Because when you make it, that work is going to be important and have the potential to do so much more. It will, in short, eventually achieve its value, and that value may not necessarily be what you think it would be, or should be, but that is not what is important.
What is important is that the work finds its value with those who have to know you through your successes and that the early works and the bad works provide insight into how you developed and what you developed.
The lessons to be learned from this material are immense, not perhaps to you, who has already learned those lessons, but to others. You see, as I have often said, for a Creative Artist it is not about them, it is about the work and it is about others (”It’s not about me, it’s about you”).

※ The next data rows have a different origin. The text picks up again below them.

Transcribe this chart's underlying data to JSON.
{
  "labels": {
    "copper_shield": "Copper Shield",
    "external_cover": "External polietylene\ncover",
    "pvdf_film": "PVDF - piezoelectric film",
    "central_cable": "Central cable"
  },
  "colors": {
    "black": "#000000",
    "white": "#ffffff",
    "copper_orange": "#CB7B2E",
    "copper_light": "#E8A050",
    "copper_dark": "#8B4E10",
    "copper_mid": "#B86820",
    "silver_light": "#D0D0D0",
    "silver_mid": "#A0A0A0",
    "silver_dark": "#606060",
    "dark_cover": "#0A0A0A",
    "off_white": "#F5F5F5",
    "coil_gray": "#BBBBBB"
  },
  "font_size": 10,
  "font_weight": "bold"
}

In every failed work are lessons to be learned. There really are. But you have to learn to look at your own work objectively and become what I refer to as “Your own best critic.” It’s a careful choice of words worthy of some consideration.
Also, in every failed work is an idea worth expressing, that has simply not been well-expressed, and which you must therefore seek to liberate in another way. If you do this, if you search in your failures then you will make discoveries that develop your craft and skill to levels that are not going to be realized if you are content simply to toss the work aside, or trash it. You have to do this to know the truth of what is being said.

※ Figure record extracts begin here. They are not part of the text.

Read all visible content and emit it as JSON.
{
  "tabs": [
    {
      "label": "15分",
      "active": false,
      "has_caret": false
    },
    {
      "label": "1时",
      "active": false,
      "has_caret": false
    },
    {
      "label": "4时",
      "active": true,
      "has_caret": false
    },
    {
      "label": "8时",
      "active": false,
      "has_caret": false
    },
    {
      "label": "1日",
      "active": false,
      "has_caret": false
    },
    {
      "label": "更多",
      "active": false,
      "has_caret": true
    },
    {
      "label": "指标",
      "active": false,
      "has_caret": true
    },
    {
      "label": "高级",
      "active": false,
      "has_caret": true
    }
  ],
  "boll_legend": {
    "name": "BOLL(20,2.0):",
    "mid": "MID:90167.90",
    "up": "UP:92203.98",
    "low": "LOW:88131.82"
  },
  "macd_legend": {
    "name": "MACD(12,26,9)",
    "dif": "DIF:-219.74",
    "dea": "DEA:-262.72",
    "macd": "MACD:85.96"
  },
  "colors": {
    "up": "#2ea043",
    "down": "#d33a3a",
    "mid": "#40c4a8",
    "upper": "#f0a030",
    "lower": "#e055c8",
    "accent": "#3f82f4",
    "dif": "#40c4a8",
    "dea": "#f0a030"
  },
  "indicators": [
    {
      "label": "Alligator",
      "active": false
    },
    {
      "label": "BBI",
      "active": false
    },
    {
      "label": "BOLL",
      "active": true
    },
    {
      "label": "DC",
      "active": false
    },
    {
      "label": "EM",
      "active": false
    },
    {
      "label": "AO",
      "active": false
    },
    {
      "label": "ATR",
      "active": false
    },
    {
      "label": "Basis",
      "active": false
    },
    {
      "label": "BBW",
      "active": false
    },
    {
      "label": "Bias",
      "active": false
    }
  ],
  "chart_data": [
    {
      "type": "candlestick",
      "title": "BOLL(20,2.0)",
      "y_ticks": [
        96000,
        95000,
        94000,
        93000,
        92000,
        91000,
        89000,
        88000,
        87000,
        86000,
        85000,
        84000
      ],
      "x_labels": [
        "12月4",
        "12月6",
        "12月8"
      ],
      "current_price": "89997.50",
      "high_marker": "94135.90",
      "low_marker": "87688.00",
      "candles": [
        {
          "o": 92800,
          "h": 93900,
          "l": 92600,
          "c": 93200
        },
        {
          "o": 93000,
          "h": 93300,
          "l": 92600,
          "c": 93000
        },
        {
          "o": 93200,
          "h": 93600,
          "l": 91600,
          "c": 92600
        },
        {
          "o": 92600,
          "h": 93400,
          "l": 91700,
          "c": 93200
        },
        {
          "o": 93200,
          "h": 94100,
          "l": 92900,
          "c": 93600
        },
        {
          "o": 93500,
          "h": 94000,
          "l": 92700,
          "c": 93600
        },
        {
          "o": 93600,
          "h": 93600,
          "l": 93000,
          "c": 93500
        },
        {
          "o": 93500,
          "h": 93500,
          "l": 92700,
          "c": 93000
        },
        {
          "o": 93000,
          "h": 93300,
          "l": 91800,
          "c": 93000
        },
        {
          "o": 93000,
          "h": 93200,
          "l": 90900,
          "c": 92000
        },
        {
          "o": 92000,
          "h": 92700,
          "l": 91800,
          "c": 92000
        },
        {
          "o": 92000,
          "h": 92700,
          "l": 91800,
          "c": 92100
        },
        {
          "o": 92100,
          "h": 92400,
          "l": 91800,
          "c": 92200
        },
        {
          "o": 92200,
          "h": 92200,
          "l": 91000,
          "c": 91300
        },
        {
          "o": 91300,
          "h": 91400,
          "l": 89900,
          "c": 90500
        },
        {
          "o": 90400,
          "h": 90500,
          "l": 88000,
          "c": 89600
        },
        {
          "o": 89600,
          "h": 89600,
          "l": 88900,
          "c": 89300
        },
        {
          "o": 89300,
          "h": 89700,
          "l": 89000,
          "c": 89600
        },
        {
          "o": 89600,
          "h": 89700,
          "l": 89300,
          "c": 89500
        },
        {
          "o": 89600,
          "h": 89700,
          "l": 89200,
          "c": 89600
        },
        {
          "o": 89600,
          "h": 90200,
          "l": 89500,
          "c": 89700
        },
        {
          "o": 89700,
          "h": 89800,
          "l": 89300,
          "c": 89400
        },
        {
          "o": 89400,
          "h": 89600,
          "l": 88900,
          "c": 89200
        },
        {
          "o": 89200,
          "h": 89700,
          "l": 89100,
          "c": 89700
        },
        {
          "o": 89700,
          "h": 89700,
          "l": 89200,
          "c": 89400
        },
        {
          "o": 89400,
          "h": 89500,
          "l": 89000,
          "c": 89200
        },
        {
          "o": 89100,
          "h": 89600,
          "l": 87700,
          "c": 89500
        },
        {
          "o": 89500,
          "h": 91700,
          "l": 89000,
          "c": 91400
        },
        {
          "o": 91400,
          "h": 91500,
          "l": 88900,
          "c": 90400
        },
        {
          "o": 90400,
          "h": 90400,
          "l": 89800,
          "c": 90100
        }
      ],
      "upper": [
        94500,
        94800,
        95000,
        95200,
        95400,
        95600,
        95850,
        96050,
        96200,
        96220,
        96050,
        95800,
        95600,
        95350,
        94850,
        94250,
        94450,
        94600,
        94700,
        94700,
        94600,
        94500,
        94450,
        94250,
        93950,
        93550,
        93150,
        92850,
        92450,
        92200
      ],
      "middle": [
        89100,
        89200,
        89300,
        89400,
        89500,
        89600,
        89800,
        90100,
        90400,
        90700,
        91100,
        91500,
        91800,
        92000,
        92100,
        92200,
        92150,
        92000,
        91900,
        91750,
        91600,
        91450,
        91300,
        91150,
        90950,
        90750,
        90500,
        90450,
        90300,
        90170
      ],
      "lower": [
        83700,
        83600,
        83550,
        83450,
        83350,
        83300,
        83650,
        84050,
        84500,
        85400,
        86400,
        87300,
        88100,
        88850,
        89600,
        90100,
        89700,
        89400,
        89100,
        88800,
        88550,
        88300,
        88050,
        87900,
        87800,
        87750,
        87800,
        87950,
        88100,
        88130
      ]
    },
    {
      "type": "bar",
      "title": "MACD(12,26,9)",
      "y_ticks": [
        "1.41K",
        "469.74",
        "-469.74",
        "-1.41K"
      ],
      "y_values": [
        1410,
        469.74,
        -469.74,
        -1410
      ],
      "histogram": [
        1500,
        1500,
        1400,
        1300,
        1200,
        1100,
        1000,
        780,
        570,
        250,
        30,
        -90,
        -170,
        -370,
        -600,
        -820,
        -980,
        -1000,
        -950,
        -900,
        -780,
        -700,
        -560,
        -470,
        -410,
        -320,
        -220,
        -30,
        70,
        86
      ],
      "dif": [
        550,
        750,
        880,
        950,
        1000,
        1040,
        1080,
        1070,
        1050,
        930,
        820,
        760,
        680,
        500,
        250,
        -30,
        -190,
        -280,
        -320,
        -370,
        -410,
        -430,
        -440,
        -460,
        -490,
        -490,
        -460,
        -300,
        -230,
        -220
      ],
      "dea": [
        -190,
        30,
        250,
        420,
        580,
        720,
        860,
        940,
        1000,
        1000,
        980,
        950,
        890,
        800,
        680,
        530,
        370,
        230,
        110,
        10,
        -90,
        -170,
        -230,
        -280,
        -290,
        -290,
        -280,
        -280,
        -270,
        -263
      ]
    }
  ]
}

Remember point zero. If it should be liberating to you to throw away the work of previous times, so that you may start anew and afresh, then you should do it. Just throw it into the neighbor’s backyard where it doesn’t get lost and hopefully will be valued.
Remember too, that all too often the value of an artist’s work is often discovered after they died. At that point, the work they created becomes valuable and finds its place, and it goes on to improve economies, national pride and other aspects of civilization that are all too often, in a materialist consumer-based society, overlooked. In a way, it’s the ultimate acknowledgment and the ultimate rip-off all in one package as the profits end up going to others who didn’t create the works, but only capitalized on them after death.
Personally, I think it’s great that works finally find their place, and I know that artists can be ahead of their time and thus be unappreciated, unknown and ill-used in the society they service and contribute to while it chooses “to remain ignorant.” I do not however, agree that it is morally correct that such artists end up dead and go unrewarded, and un-supported in life. I think we can do it better.
[*moroff, a term coined by NDK which describes those whose intellectual faculties are 'more off' than on.]